Outra reação à Medida 110 foi o aumento de crimes em todas as categorias, como roubos e violência armada, com traficantes lutando por territórios. De acordo com a polícia, Portland (onde o crime cresce mais dramaticamente do que a média estadual) vem batendo recordes de assassinatos nos últimos dois anos: foram 101 homicídios em 2022 e 92 em 2021; antes disso, o ano mais violento havia sido 1987, com 70 pessoas assassinadas na cidade.

Mais da metade dos sem-teto está na Califórnia 

A população sem-teto já ultrapassava meio milhão de pessoas, no ano passado, nos Estados Unidos, de acordo com o Departamento de Habitação e Desenvolvimento Urbano do país. Segundo o levantamento, enquanto 60% deles contam com locais protegidos, como abrigos de emergência ou programas habitacionais transitórios, outros 40% dormem na rua, em prédios abandonados ou outros locais impróprios para habitação.

Entre a população norte-americana que passa a noite na rua, metade está na Califórnia (mais de 170 mil pessoas). O documento também mostra que seis das dez cidades com as maiores populações sem-teto dos EUA em 2022 eram californianas.

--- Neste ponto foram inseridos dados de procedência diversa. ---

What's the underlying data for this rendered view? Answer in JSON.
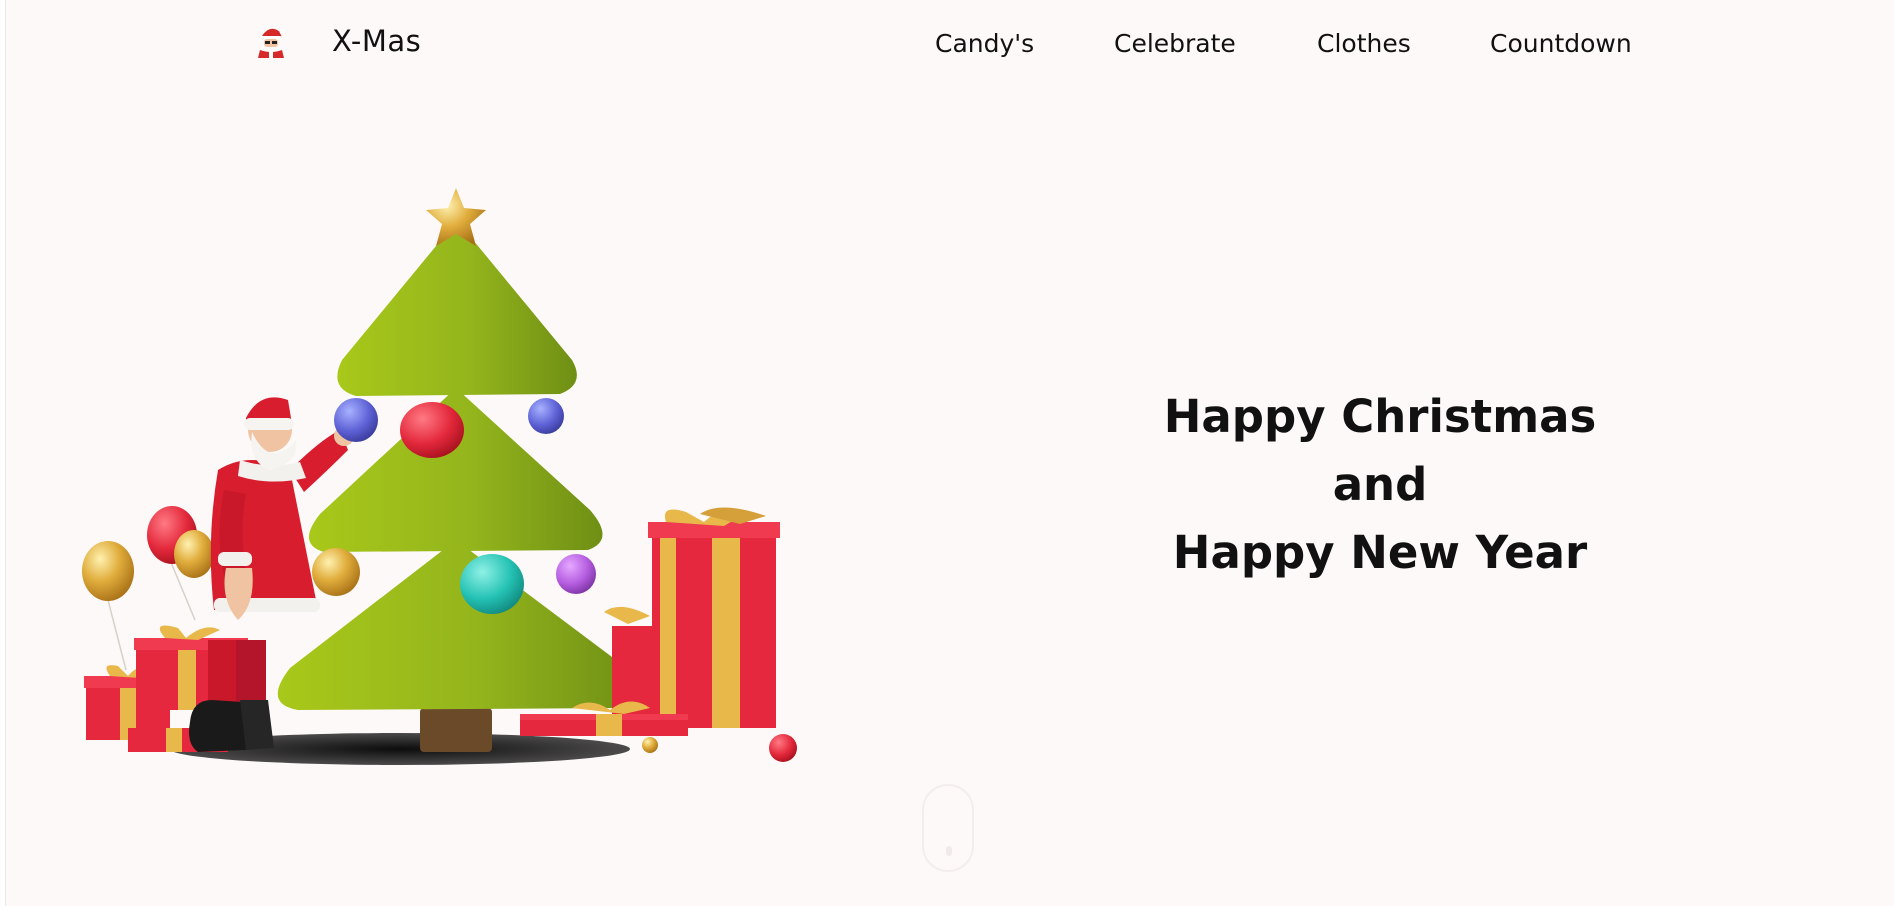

Depois de mais de uma década da esquerda no poder, barracas e lonas em calçadas, parques e viadutos se tornaram um dos símbolos da crise do estado, antes considerado o lugar mais cobiçado da América. O problema tem desafiado líderes políticos democratas, como o governador, Gavin Newsom, e prefeitos, que enfrentam pressões para limpar acampamentos e expulsar moradores de rua dos espaços públicos.

Na cidade de Sacramento, por exemplo, a prefeitura vem adotando uma postura mais rígida, ao proibir acampamentos de sem-teto em ambientes públicos, “para apagar os sinais mais visíveis de falta de moradia”, segundo relata o site Politico.

“A aplicação da lei tem seu lugar”, declarou o democrata Darrell Steinberg, prefeito da cidade que já supera San Francisco em desabrigados (são 5 mil contra 4,4 mil). “Acho que é certo que as cidades digam: 'Sabe, há certos lugares onde simplesmente não é apropriado acampar'”, defendeu.

Críticos têm apontado que a “limpeza” de acampamentos anunciada pelo governo estadual (segundo Newsom,1,2 mil deles foram encerrados em 2021) não passam de “manobras políticas cosméticas que essencialmente trocam o problema de uma esquina para outra”. Isso porque, sem a disponibilidade de lugares para abrigar toda a população de rua, os sem-teto acabam voltando a montar suas barracas e lonas a poucas quadras de onde foram removidos.